Min/maxing isn’t bad, until it is. What enables a fully optimized build or flowchart is perfect knowledge of physical numbers. Real-world optimization is constant struggle against the vagaries of quantum mechanics, the incomplete nature of general physics, and the raw depth of pixelation in the system. In a game? high-level objects are often described in fullness by a concise notepad document and can be further compressed into raw mechanics and shorthand notation. Solving game optimization is easy- but only so long as you can see the numbers at work and have a certainty in their mechanism of function.
Hide the numbers, lampshade them with lore that approximates the game statistics, energy imparted at [x] distance under testing conditions, energy ranges, newtonian values (already done with propulsion systems).
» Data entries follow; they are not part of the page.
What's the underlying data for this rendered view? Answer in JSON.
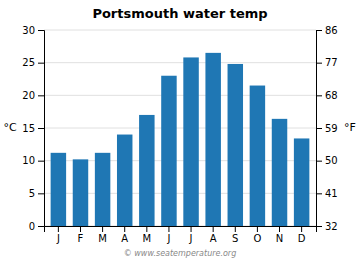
{
  "chart_data": {
    "type": "bar",
    "title": "Portsmouth water temp",
    "categories": [
      "J",
      "F",
      "M",
      "A",
      "M",
      "J",
      "J",
      "A",
      "S",
      "O",
      "N",
      "D"
    ],
    "values": [
      11.2,
      10.2,
      11.2,
      14.0,
      17.0,
      23.0,
      25.8,
      26.5,
      24.8,
      21.5,
      16.4,
      13.4
    ],
    "ylim": [
      0,
      30
    ],
    "yticks": [
      0,
      5,
      10,
      15,
      20,
      25,
      30
    ],
    "y2lim": [
      32,
      86
    ],
    "y2ticks": [
      32,
      41,
      50,
      59,
      68,
      77,
      86
    ],
    "ylabel": "°C",
    "y2label": "°F",
    "annotations": [
      "© www.seatemperature.org"
    ],
    "grid": true
  }
}
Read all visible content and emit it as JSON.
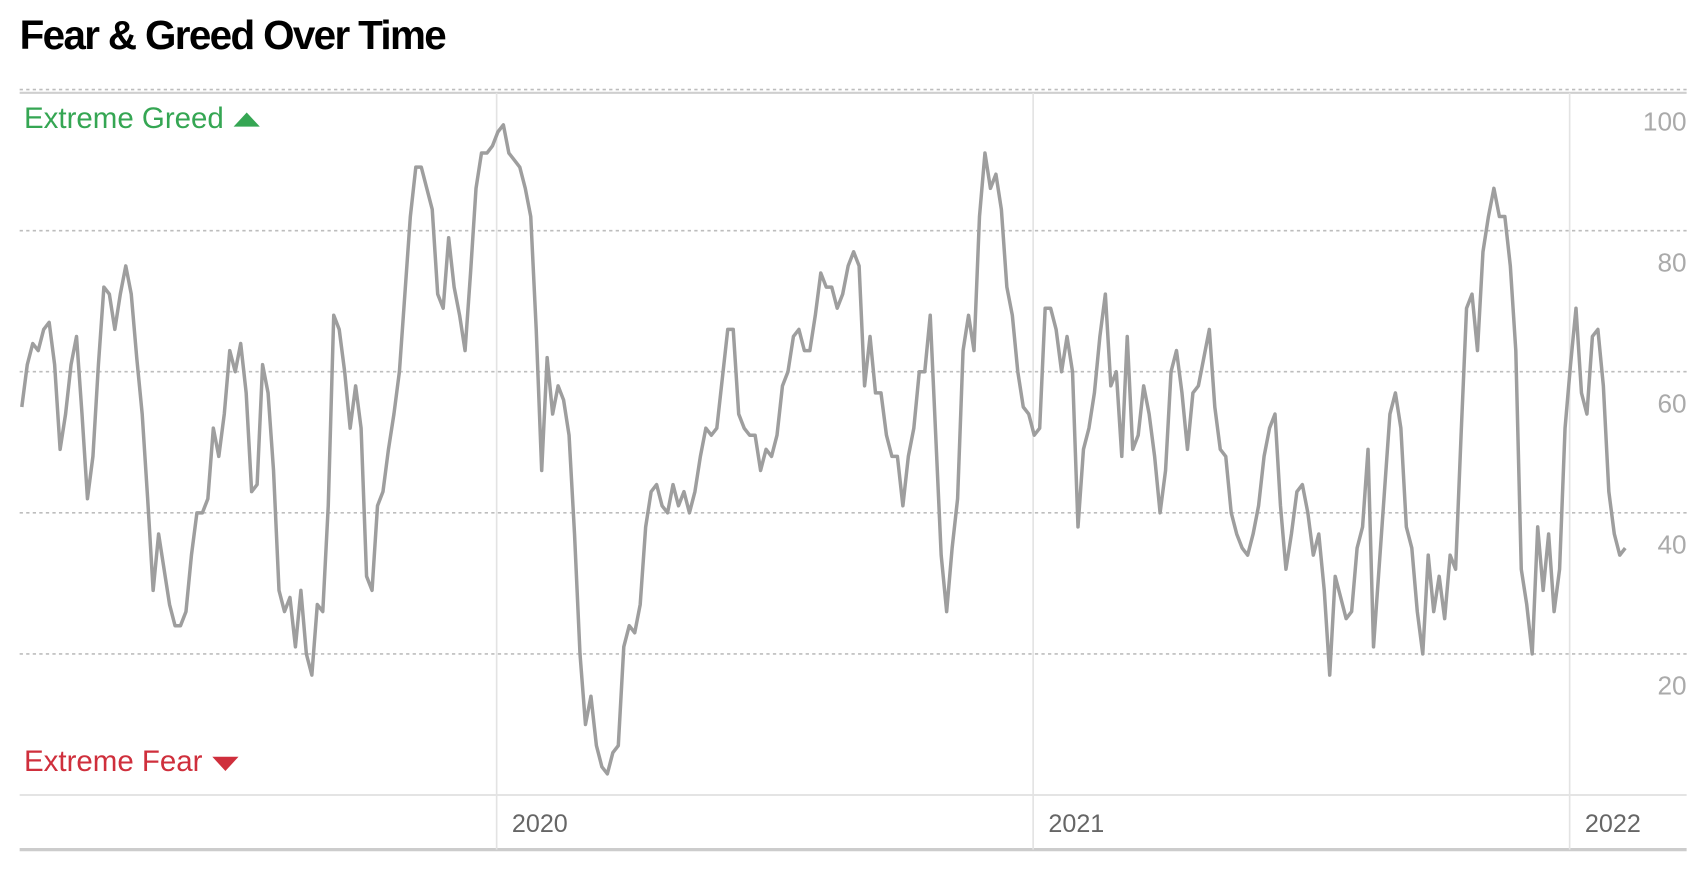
{
  "chart_data": {
    "type": "line",
    "title": "Fear & Greed Over Time",
    "annotations": [
      {
        "text": "Extreme Greed",
        "color": "#35a653"
      },
      {
        "text": "Extreme Fear",
        "color": "#cf2f3c"
      }
    ],
    "xlim": [
      2019.111,
      2022.218
    ],
    "xticks": [
      2020,
      2021,
      2022
    ],
    "ylim": [
      0,
      100
    ],
    "yticks": [
      20,
      40,
      60,
      80,
      100
    ],
    "grid": true,
    "x": [
      2019.115,
      2019.1252,
      2019.1354,
      2019.1456,
      2019.1558,
      2019.166,
      2019.1762,
      2019.1864,
      2019.1966,
      2019.2068,
      2019.217,
      2019.2272,
      2019.2374,
      2019.2476,
      2019.2578,
      2019.268,
      2019.2782,
      2019.2884,
      2019.2986,
      2019.3088,
      2019.319,
      2019.3292,
      2019.3394,
      2019.3496,
      2019.3598,
      2019.37,
      2019.3802,
      2019.3904,
      2019.4006,
      2019.4108,
      2019.421,
      2019.4312,
      2019.4414,
      2019.4516,
      2019.4618,
      2019.472,
      2019.4822,
      2019.4924,
      2019.5026,
      2019.5128,
      2019.523,
      2019.5332,
      2019.5434,
      2019.5536,
      2019.5638,
      2019.574,
      2019.5842,
      2019.5944,
      2019.6046,
      2019.6148,
      2019.625,
      2019.6352,
      2019.6454,
      2019.6556,
      2019.6658,
      2019.676,
      2019.6862,
      2019.6964,
      2019.7066,
      2019.7168,
      2019.727,
      2019.7372,
      2019.7474,
      2019.7576,
      2019.7678,
      2019.778,
      2019.7882,
      2019.7984,
      2019.8086,
      2019.8188,
      2019.829,
      2019.8392,
      2019.8494,
      2019.8596,
      2019.8698,
      2019.88,
      2019.8902,
      2019.9004,
      2019.9106,
      2019.9208,
      2019.931,
      2019.9412,
      2019.9514,
      2019.9616,
      2019.9718,
      2019.982,
      2019.9922,
      2020.0024,
      2020.0126,
      2020.0228,
      2020.033,
      2020.0432,
      2020.0534,
      2020.0636,
      2020.0738,
      2020.084,
      2020.0942,
      2020.1044,
      2020.1146,
      2020.1248,
      2020.135,
      2020.1452,
      2020.1554,
      2020.1656,
      2020.1758,
      2020.186,
      2020.1962,
      2020.2064,
      2020.2166,
      2020.2268,
      2020.237,
      2020.2472,
      2020.2574,
      2020.2676,
      2020.2778,
      2020.288,
      2020.2982,
      2020.3084,
      2020.3186,
      2020.3288,
      2020.339,
      2020.3492,
      2020.3594,
      2020.3696,
      2020.3798,
      2020.39,
      2020.4002,
      2020.4104,
      2020.4206,
      2020.4308,
      2020.441,
      2020.4512,
      2020.4614,
      2020.4716,
      2020.4818,
      2020.492,
      2020.5022,
      2020.5124,
      2020.5226,
      2020.5328,
      2020.543,
      2020.5532,
      2020.5634,
      2020.5736,
      2020.5838,
      2020.594,
      2020.6042,
      2020.6144,
      2020.6246,
      2020.6348,
      2020.645,
      2020.6552,
      2020.6654,
      2020.6756,
      2020.6858,
      2020.696,
      2020.7062,
      2020.7164,
      2020.7266,
      2020.7368,
      2020.747,
      2020.7572,
      2020.7674,
      2020.7776,
      2020.7878,
      2020.798,
      2020.8082,
      2020.8184,
      2020.8286,
      2020.8388,
      2020.849,
      2020.8592,
      2020.8694,
      2020.8796,
      2020.8898,
      2020.9,
      2020.9102,
      2020.9204,
      2020.9306,
      2020.9408,
      2020.951,
      2020.9612,
      2020.9714,
      2020.9816,
      2020.9918,
      2021.002,
      2021.0122,
      2021.0224,
      2021.0326,
      2021.0428,
      2021.053,
      2021.0632,
      2021.0734,
      2021.0836,
      2021.0938,
      2021.104,
      2021.1142,
      2021.1244,
      2021.1346,
      2021.1448,
      2021.155,
      2021.1652,
      2021.1754,
      2021.1856,
      2021.1958,
      2021.206,
      2021.2162,
      2021.2264,
      2021.2366,
      2021.2468,
      2021.257,
      2021.2672,
      2021.2774,
      2021.2876,
      2021.2978,
      2021.308,
      2021.3182,
      2021.3284,
      2021.3386,
      2021.3488,
      2021.359,
      2021.3692,
      2021.3794,
      2021.3896,
      2021.3998,
      2021.41,
      2021.4202,
      2021.4304,
      2021.4406,
      2021.4508,
      2021.461,
      2021.4712,
      2021.4814,
      2021.4916,
      2021.5018,
      2021.512,
      2021.5222,
      2021.5324,
      2021.5426,
      2021.5528,
      2021.563,
      2021.5732,
      2021.5834,
      2021.5936,
      2021.6038,
      2021.614,
      2021.6242,
      2021.6344,
      2021.6446,
      2021.6548,
      2021.665,
      2021.6752,
      2021.6854,
      2021.6956,
      2021.7058,
      2021.716,
      2021.7262,
      2021.7364,
      2021.7466,
      2021.7568,
      2021.767,
      2021.7772,
      2021.7874,
      2021.7976,
      2021.8078,
      2021.818,
      2021.8282,
      2021.8384,
      2021.8486,
      2021.8588,
      2021.869,
      2021.8792,
      2021.8894,
      2021.8996,
      2021.9098,
      2021.92,
      2021.9302,
      2021.9404,
      2021.9506,
      2021.9608,
      2021.971,
      2021.9812,
      2021.9914,
      2022.0016,
      2022.0118,
      2022.022,
      2022.0322,
      2022.0424,
      2022.0526,
      2022.0628,
      2022.073,
      2022.0832,
      2022.0934,
      2022.1036
    ],
    "series": [
      {
        "color": "#9e9e9e",
        "values": [
          55,
          61,
          64,
          63,
          66,
          67,
          61,
          49,
          54,
          61,
          65,
          54,
          42,
          48,
          61,
          72,
          71,
          66,
          71,
          75,
          71,
          62,
          54,
          42,
          29,
          37,
          32,
          27,
          24,
          24,
          26,
          34,
          40,
          40,
          42,
          52,
          48,
          54,
          63,
          60,
          64,
          57,
          43,
          44,
          61,
          57,
          46,
          29,
          26,
          28,
          21,
          29,
          20,
          17,
          27,
          26,
          41,
          68,
          66,
          60,
          52,
          58,
          52,
          31,
          29,
          41,
          43,
          49,
          54,
          60,
          71,
          82,
          89,
          89,
          86,
          83,
          71,
          69,
          79,
          72,
          68,
          63,
          74,
          86,
          91,
          91,
          92,
          94,
          95,
          91,
          90,
          89,
          86,
          82,
          66,
          46,
          62,
          54,
          58,
          56,
          51,
          37,
          20,
          10,
          14,
          7,
          4,
          3,
          6,
          7,
          21,
          24,
          23,
          27,
          38,
          43,
          44,
          41,
          40,
          44,
          41,
          43,
          40,
          43,
          48,
          52,
          51,
          52,
          59,
          66,
          66,
          54,
          52,
          51,
          51,
          46,
          49,
          48,
          51,
          58,
          60,
          65,
          66,
          63,
          63,
          68,
          74,
          72,
          72,
          69,
          71,
          75,
          77,
          75,
          58,
          65,
          57,
          57,
          51,
          48,
          48,
          41,
          48,
          52,
          60,
          60,
          68,
          51,
          34,
          26,
          35,
          42,
          63,
          68,
          63,
          82,
          91,
          86,
          88,
          83,
          72,
          68,
          60,
          55,
          54,
          51,
          52,
          69,
          69,
          66,
          60,
          65,
          60,
          38,
          49,
          52,
          57,
          65,
          71,
          58,
          60,
          48,
          65,
          49,
          51,
          58,
          54,
          48,
          40,
          46,
          60,
          63,
          57,
          49,
          57,
          58,
          62,
          66,
          55,
          49,
          48,
          40,
          37,
          35,
          34,
          37,
          41,
          48,
          52,
          54,
          41,
          32,
          37,
          43,
          44,
          40,
          34,
          37,
          29,
          17,
          31,
          28,
          25,
          26,
          35,
          38,
          49,
          21,
          32,
          43,
          54,
          57,
          52,
          38,
          35,
          26,
          20,
          34,
          26,
          31,
          25,
          34,
          32,
          51,
          69,
          71,
          63,
          77,
          82,
          86,
          82,
          82,
          75,
          63,
          32,
          27,
          20,
          38,
          29,
          37,
          26,
          32,
          52,
          61,
          69,
          57,
          54,
          65,
          66,
          58,
          43,
          37,
          34,
          35
        ]
      }
    ]
  }
}
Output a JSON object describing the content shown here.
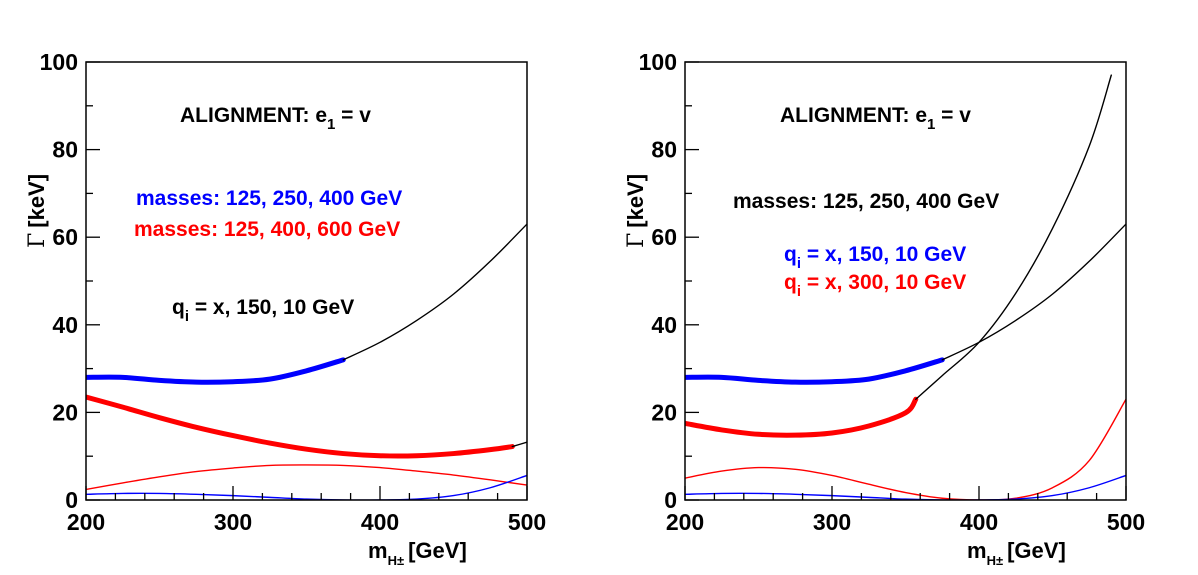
{
  "chart_data": [
    {
      "type": "line",
      "panel": "left",
      "xlabel_main": "m",
      "xlabel_sub": "H±",
      "xlabel_unit": "[GeV]",
      "ylabel_symbol": "Γ",
      "ylabel_unit": "[keV]",
      "xlim": [
        200,
        500
      ],
      "ylim": [
        0,
        100
      ],
      "xticks": [
        200,
        300,
        400,
        500
      ],
      "yticks": [
        0,
        20,
        40,
        60,
        80,
        100
      ],
      "annotations": {
        "alignment_main": "ALIGNMENT: e",
        "alignment_sub": "1",
        "alignment_rest": " = v",
        "line1": "masses: 125, 250, 400 GeV",
        "line2": "masses: 125, 400, 600 GeV",
        "line3_main": "q",
        "line3_sub": "i",
        "line3_rest": " = x, 150, 10 GeV"
      },
      "series": [
        {
          "name": "total width, masses 125, 250, 400 GeV",
          "color": "#0000ff",
          "width": "thick",
          "x": [
            200,
            225,
            250,
            275,
            300,
            325,
            350,
            375
          ],
          "y": [
            28.0,
            28.0,
            27.3,
            26.9,
            27.0,
            27.6,
            29.5,
            32.0
          ]
        },
        {
          "name": "continuation of blue curve",
          "color": "#000000",
          "width": "thin",
          "x": [
            375,
            400,
            425,
            450,
            475,
            500
          ],
          "y": [
            32.0,
            36.0,
            41.0,
            47.0,
            54.5,
            63.0
          ]
        },
        {
          "name": "total width, masses 125, 400, 600 GeV",
          "color": "#ff0000",
          "width": "thick",
          "x": [
            200,
            225,
            250,
            275,
            300,
            325,
            350,
            375,
            400,
            425,
            450,
            475,
            490
          ],
          "y": [
            23.5,
            21.2,
            18.8,
            16.6,
            14.7,
            13.0,
            11.6,
            10.6,
            10.1,
            10.1,
            10.6,
            11.5,
            12.2
          ]
        },
        {
          "name": "continuation of red curve",
          "color": "#000000",
          "width": "thin",
          "x": [
            490,
            500
          ],
          "y": [
            12.2,
            13.2
          ]
        },
        {
          "name": "partial width (red)",
          "color": "#ff0000",
          "width": "thin",
          "x": [
            200,
            225,
            250,
            275,
            300,
            325,
            350,
            375,
            400,
            425,
            450,
            475,
            500
          ],
          "y": [
            2.4,
            3.9,
            5.3,
            6.5,
            7.3,
            7.9,
            8.0,
            7.9,
            7.4,
            6.6,
            5.7,
            4.6,
            3.4
          ]
        },
        {
          "name": "partial width (blue)",
          "color": "#0000ff",
          "width": "thin",
          "x": [
            200,
            225,
            250,
            275,
            300,
            325,
            350,
            375,
            400,
            425,
            450,
            475,
            500
          ],
          "y": [
            1.3,
            1.5,
            1.5,
            1.3,
            1.0,
            0.6,
            0.2,
            0.0,
            0.0,
            0.2,
            1.0,
            2.8,
            5.6
          ]
        }
      ]
    },
    {
      "type": "line",
      "panel": "right",
      "xlabel_main": "m",
      "xlabel_sub": "H±",
      "xlabel_unit": "[GeV]",
      "ylabel_symbol": "Γ",
      "ylabel_unit": "[keV]",
      "xlim": [
        200,
        500
      ],
      "ylim": [
        0,
        100
      ],
      "xticks": [
        200,
        300,
        400,
        500
      ],
      "yticks": [
        0,
        20,
        40,
        60,
        80,
        100
      ],
      "annotations": {
        "alignment_main": "ALIGNMENT: e",
        "alignment_sub": "1",
        "alignment_rest": " = v",
        "line1": "masses: 125, 250, 400 GeV",
        "line2_main": "q",
        "line2_sub": "i",
        "line2_rest": " = x, 150, 10 GeV",
        "line3_main": "q",
        "line3_sub": "i",
        "line3_rest": " = x, 300, 10 GeV"
      },
      "series": [
        {
          "name": "total width, q_i = x, 150, 10 GeV",
          "color": "#0000ff",
          "width": "thick",
          "x": [
            200,
            225,
            250,
            275,
            300,
            325,
            350,
            375
          ],
          "y": [
            28.0,
            28.0,
            27.3,
            26.9,
            27.0,
            27.6,
            29.5,
            32.0
          ]
        },
        {
          "name": "continuation of blue curve",
          "color": "#000000",
          "width": "thin",
          "x": [
            375,
            400,
            425,
            450,
            475,
            500
          ],
          "y": [
            32.0,
            36.0,
            41.0,
            47.0,
            54.5,
            63.0
          ]
        },
        {
          "name": "total width, q_i = x, 300, 10 GeV",
          "color": "#ff0000",
          "width": "thick",
          "x": [
            200,
            225,
            250,
            275,
            300,
            325,
            350,
            357
          ],
          "y": [
            17.5,
            16.0,
            15.0,
            14.8,
            15.3,
            16.9,
            19.9,
            23.0
          ]
        },
        {
          "name": "continuation of red curve",
          "color": "#000000",
          "width": "thin",
          "x": [
            357,
            375,
            400,
            425,
            450,
            475,
            490
          ],
          "y": [
            23.0,
            28.4,
            36.0,
            47.2,
            62.0,
            80.8,
            97.0
          ]
        },
        {
          "name": "partial width (red)",
          "color": "#ff0000",
          "width": "thin",
          "x": [
            200,
            225,
            250,
            275,
            300,
            325,
            350,
            375,
            400,
            425,
            450,
            475,
            500
          ],
          "y": [
            5.0,
            6.6,
            7.4,
            7.0,
            5.6,
            3.6,
            1.7,
            0.4,
            0.0,
            0.4,
            2.8,
            9.0,
            23.0
          ]
        },
        {
          "name": "partial width (blue)",
          "color": "#0000ff",
          "width": "thin",
          "x": [
            200,
            225,
            250,
            275,
            300,
            325,
            350,
            375,
            400,
            425,
            450,
            475,
            500
          ],
          "y": [
            1.3,
            1.5,
            1.5,
            1.3,
            1.0,
            0.6,
            0.2,
            0.0,
            0.0,
            0.2,
            1.0,
            2.8,
            5.6
          ]
        }
      ]
    }
  ]
}
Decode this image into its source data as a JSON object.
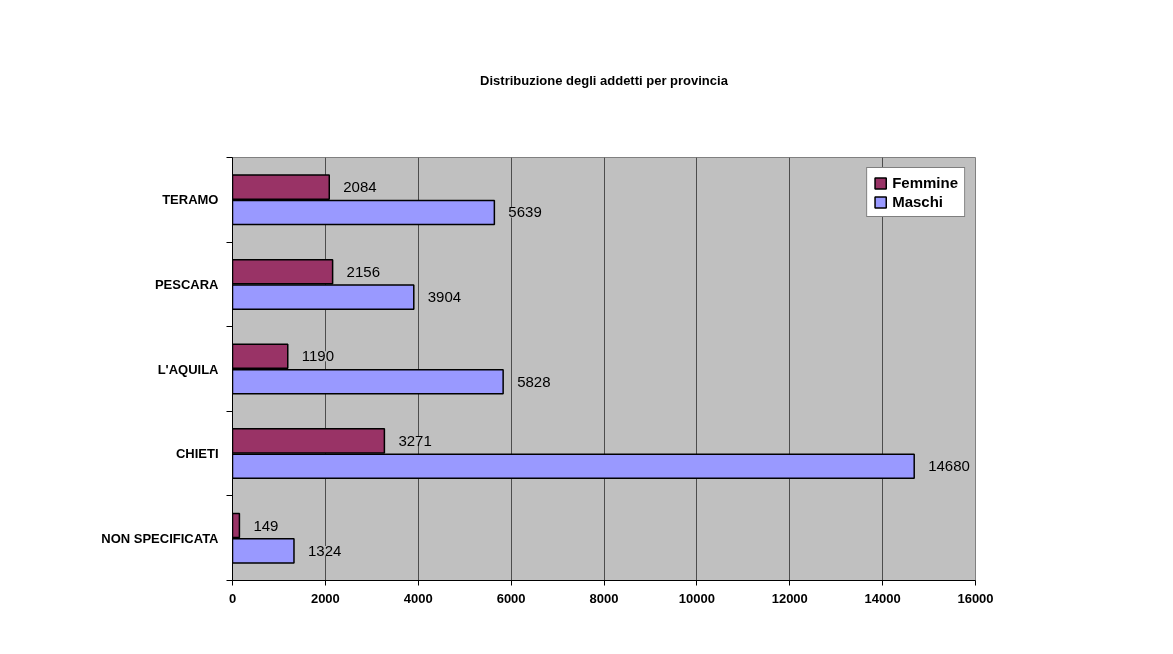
{
  "chart_data": {
    "type": "bar",
    "orientation": "horizontal",
    "title": "Distribuzione degli addetti per provincia",
    "categories": [
      "TERAMO",
      "PESCARA",
      "L'AQUILA",
      "CHIETI",
      "NON SPECIFICATA"
    ],
    "series": [
      {
        "name": "Femmine",
        "color": "#993366",
        "values": [
          2084,
          2156,
          1190,
          3271,
          149
        ]
      },
      {
        "name": "Maschi",
        "color": "#9999ff",
        "values": [
          5639,
          3904,
          5828,
          14680,
          1324
        ]
      }
    ],
    "xlim": [
      0,
      16000
    ],
    "xticks": [
      0,
      2000,
      4000,
      6000,
      8000,
      10000,
      12000,
      14000,
      16000
    ],
    "grid": "x",
    "legend": "top right",
    "data_labels": true
  }
}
Similarly, take away the clean data and percentages in the healthbars and charge groups, give flat color-coded indicators:
- Orange (Overheating) - Flashing Indicator, Intermittent Buzzer
- Blue (95%+)
- Green (80%~95%) - Intermittent Warning Blips
- Yellow (60%~80%) - Repeating Warning
- Red (20%~60%) - Steady Alarm, Klaxon and Lights
- Black (0~20%) - Silence
Another thought to add to this dynamic is letting damage over a certain amount, determined however, from hull class ratings to a model-specific value, deal overheat damage to modules. Hitting this threshold on shields puts overheat ticks on low-slots; armor thresholds tick over low and mid slots; hull threshold puts overheat ticks on everything.